While in charge of Hearts of Oak, he invaded the pitch, whereupon he was called up for a disciplinary hearing in 2007. It was in a game opposing Tema Youth.
Heartland FC dismissed the Bulgarian tactician from his role in 2009, adducing differences with the management and a poor run of results as the reasons for his sacking.

In 2009, Mitko joined Lobi Stars F.C. of the Nigerian Premier League.

National sides such as Togo, Benin, Eritrea, and Uganda have shown interest in the 63-year old but financial conditions have not satisfied him.

===Ifeanyi Ubah===
Leaving Ifeanyi Ubah F.C. in 2015, he went to the Nigerian League Management Company to supplicate for assistance in making Ifeanyi Ubah give him a severance pay of 5000 US dollars.

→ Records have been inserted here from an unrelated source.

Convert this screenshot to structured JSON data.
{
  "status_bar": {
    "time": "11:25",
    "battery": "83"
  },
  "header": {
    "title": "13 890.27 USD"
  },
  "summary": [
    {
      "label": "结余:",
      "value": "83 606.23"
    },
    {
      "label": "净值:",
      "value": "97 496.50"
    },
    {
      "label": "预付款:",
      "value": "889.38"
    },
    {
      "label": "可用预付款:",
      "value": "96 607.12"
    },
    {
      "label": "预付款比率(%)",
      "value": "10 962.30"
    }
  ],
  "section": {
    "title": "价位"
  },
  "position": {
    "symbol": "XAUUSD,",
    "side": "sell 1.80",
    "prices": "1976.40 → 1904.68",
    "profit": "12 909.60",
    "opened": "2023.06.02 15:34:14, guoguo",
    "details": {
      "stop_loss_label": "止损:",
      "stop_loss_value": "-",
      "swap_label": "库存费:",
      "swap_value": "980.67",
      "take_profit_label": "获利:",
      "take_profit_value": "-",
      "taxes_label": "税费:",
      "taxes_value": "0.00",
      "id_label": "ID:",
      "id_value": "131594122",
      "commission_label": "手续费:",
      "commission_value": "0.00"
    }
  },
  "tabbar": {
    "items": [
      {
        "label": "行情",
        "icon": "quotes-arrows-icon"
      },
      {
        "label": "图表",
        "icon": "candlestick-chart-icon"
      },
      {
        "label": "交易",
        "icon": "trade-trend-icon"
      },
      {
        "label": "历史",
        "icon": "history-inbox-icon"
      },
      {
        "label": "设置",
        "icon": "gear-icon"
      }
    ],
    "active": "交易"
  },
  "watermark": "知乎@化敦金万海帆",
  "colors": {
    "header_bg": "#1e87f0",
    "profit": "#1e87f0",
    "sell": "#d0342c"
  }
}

Returning to Ifeanyi Ubah F.C. in 2016, he was convinced that they would secure qualification for the 2017 CAF Champions League. Instead, he guided his team to Ifeanyi Ubah's first Nigerian Federation Cup championship and met King Igwe Kenneth Onyeneke Orizu III who complimented his virtues as coach in the ceremony.

Dobrev has rejected rumours that he is leaving Ifeanyi Ubah F.C. in 2016 as he is still the technical advisor of the club.